Si l’on admet que toute connaissance nouvelle ne vient pas seulement s’adjoindre à des connaissances préexistantes mais, d’une part, dépend pour son intégration de la nature, de la richesse et de la structuration de ces dernières et, d’autre part, contribue comme en retour à les modifier et à les restructurer, ne serait-ce que localement, alors il va de soi que les savoirs dont dispose l’individu intéressent directement l’apprentissage d’une langue. Dans de nombreux cas, les méthodes d’enseignement et d’apprentissage présupposent que cette connaissance du monde existe. Toutefois, dans certains contextes (expériences d’immersion, scolarisation ou poursuite d’études universitaires en langue autre que maternelle), il y a enrichissement simultané et articulé de connaissances linguistiques et de connaissances autres. Les relations entre savoirs et compétence à communiquer demandent qu’on les considère attentivement. (CECR:16)

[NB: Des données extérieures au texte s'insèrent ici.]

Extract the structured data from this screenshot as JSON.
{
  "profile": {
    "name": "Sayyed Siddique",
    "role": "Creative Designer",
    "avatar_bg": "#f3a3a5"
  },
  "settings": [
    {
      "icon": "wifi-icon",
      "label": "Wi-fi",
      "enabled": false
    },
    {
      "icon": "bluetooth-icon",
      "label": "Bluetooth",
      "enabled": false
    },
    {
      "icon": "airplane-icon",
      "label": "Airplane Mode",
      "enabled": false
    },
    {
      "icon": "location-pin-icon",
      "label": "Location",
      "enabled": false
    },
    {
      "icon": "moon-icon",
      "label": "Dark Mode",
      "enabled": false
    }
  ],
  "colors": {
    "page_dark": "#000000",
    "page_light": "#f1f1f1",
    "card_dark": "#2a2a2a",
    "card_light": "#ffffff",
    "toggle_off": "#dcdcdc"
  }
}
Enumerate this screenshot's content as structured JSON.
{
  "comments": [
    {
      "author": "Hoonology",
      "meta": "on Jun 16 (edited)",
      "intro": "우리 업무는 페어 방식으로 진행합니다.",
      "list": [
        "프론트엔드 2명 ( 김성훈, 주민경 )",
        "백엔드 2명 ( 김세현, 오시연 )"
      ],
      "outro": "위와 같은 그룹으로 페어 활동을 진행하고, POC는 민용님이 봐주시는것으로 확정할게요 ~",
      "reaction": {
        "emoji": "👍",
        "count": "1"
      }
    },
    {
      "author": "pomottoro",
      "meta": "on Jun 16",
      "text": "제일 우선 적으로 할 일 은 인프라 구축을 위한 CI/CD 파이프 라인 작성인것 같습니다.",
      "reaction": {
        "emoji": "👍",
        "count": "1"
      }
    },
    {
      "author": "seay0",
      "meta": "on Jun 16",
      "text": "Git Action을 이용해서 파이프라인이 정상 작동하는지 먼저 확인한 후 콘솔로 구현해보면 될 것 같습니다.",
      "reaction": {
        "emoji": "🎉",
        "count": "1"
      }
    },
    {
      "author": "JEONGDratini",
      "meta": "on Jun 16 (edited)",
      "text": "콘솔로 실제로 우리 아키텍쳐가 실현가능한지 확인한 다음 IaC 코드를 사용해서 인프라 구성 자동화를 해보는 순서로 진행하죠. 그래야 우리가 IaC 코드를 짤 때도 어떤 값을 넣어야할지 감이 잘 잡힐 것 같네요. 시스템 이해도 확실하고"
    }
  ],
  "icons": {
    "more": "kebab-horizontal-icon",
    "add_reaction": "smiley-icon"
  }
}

Les habiletés et savoir-faire (voir 5.1.2), qu’il s’agisse de conduire une voiture, jouer du violon ou présider une réunion, relèvent de la maîtrise procédurale plus que de la connaissance déclarative, mais cette maîtrise a pu nécessiter, dans l’apprentissage préalable, la mise en place de savoirs ensuite « oubliables » et s’accompagne de formes de savoir-être, tels que détente ou tension dans l’exécution.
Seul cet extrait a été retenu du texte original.